Reports of aggravation of prejudice relating to disability have risen from 48 in 2010/11 to 177 last year, official figures from the Crown Office have revealed. There was a 20% increase since 2013/14 alone.
The report states: "There is a broad consensus that this type of crime continues to be under reported compared to other forms of hate crime.
"Both Police Scotland and COPFS (Crown Office and Procurator Fiscal Service) are engaged in a variety of activities aimed at increasing the level of awareness, especially amongst disability communities, that hate crime is unacceptable and should not be tolerated.''
The number of charges reported in all hate crime categories with the exception of disability fell in 2014/15 compared to the previous year.

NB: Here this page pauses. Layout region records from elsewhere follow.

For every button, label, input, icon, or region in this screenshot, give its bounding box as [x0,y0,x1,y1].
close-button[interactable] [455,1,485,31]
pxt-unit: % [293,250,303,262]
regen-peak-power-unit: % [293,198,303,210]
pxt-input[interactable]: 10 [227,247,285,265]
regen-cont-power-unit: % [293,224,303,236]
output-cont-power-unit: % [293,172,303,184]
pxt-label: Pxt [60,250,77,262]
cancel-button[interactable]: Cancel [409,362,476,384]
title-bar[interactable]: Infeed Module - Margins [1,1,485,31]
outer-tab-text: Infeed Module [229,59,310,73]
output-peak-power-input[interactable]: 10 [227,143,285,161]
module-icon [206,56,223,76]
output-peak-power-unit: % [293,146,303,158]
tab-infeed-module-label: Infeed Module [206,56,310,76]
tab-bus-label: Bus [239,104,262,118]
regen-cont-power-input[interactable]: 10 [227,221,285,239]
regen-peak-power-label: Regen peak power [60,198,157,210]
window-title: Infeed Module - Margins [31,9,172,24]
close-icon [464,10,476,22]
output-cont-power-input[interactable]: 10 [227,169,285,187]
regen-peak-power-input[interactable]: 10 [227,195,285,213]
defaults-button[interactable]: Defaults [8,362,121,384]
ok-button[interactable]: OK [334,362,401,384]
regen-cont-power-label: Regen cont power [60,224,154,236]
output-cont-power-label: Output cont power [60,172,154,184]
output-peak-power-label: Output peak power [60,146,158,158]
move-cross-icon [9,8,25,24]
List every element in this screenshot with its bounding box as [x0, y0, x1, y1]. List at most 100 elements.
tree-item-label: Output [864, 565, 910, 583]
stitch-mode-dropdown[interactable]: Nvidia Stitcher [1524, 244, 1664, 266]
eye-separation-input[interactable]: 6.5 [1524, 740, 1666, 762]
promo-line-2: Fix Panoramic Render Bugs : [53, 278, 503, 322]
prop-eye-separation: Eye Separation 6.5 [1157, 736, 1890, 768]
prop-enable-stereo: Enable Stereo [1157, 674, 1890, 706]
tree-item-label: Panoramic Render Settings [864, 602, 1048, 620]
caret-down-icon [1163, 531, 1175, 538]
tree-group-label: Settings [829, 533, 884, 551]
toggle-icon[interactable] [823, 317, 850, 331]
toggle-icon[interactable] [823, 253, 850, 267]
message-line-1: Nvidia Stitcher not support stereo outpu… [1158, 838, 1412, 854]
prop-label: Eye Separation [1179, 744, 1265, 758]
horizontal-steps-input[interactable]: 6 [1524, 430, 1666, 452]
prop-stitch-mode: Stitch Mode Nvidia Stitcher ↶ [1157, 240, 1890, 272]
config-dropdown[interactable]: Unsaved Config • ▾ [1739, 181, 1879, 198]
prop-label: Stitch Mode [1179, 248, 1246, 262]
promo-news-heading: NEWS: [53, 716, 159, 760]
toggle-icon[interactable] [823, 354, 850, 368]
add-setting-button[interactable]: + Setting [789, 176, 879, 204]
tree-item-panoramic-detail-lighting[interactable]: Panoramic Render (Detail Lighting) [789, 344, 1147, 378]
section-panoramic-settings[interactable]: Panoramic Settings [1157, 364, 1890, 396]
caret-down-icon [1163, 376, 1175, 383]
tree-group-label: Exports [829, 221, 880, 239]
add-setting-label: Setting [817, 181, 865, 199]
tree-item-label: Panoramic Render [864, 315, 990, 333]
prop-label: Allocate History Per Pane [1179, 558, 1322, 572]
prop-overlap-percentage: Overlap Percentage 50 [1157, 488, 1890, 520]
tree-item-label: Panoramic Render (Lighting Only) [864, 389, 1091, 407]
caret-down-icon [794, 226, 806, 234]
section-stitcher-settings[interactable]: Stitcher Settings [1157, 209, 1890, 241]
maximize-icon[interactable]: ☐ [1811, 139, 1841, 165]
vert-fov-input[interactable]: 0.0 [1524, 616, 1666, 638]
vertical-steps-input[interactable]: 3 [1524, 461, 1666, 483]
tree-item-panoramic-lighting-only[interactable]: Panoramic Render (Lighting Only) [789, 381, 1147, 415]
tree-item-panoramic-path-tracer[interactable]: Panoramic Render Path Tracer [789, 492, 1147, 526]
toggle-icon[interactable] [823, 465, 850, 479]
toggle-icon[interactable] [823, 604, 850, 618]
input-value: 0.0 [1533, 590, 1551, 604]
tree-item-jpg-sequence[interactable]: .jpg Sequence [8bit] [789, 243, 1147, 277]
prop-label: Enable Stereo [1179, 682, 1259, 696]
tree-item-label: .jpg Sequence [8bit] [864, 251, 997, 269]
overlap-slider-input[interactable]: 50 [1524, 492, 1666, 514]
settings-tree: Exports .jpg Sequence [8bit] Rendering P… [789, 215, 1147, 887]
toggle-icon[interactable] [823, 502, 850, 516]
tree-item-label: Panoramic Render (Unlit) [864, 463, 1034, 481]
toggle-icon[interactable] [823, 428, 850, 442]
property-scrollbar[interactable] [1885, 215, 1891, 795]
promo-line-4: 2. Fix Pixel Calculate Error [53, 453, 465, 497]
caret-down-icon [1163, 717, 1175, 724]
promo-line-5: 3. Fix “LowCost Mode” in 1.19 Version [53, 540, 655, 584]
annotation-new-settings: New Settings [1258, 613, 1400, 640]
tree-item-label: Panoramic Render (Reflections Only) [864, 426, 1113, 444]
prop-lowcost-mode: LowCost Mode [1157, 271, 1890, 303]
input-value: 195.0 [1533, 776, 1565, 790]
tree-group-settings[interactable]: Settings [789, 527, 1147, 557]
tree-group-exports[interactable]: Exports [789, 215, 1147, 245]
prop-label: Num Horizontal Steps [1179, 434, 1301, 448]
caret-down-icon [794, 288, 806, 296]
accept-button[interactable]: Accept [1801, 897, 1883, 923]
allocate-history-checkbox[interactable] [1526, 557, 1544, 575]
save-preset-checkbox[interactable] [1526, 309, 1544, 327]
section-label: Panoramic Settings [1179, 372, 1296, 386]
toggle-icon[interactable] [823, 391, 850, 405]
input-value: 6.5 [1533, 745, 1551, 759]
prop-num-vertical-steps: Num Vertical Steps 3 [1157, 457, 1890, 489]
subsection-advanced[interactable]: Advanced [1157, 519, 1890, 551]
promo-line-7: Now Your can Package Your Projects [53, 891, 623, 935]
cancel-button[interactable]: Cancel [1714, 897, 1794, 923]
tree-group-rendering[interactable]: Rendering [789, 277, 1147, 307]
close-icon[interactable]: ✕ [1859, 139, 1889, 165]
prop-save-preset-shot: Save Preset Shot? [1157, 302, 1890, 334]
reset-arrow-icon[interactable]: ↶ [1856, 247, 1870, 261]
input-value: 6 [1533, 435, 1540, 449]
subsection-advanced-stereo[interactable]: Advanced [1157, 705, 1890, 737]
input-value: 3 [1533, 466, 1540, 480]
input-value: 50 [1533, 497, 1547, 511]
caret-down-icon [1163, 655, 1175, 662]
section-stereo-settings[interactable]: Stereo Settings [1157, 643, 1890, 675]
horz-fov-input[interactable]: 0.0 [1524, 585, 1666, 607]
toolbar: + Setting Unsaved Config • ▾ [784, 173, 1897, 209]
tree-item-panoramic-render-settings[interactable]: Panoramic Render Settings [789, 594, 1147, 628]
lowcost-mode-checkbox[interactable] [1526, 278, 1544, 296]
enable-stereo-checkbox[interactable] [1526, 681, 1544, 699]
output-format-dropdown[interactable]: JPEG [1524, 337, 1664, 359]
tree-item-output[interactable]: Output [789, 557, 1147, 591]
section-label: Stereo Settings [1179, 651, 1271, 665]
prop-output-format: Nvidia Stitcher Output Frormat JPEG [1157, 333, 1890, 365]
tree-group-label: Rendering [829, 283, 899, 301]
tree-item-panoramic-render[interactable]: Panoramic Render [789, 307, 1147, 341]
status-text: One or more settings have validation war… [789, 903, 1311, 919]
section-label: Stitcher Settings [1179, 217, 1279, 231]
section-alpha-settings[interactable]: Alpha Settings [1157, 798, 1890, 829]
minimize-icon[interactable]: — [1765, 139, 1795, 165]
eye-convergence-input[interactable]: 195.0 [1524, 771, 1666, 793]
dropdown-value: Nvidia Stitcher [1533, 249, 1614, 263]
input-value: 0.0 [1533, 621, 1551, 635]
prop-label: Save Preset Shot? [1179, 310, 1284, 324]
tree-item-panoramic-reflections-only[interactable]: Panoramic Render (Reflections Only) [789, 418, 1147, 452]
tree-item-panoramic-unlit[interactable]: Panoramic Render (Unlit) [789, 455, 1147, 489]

Racial crime remains the most commonly reported hate crime, with 3,785 charges reported in 2014/15, but this is the lowest number reported since 2003/04.
Sexual orientation aggravated crime is the second most common type of hate crime. The number of charges reported decreased by 5% in 2014-15 to 841. This is the first annual fall in charges reported since the legislation introducing this aggravation came into force in 2010.
The number of religiously aggravated charges reported, at 569, is at its lowest level since 2004-05. Including charges that are now reported under the Offensive Behaviour at football legislation, religious related charges are at their lowest level since 2009-10.
Charges reported in 2014/15 for threatening communications were 6% lower than in 2013-14, at 193.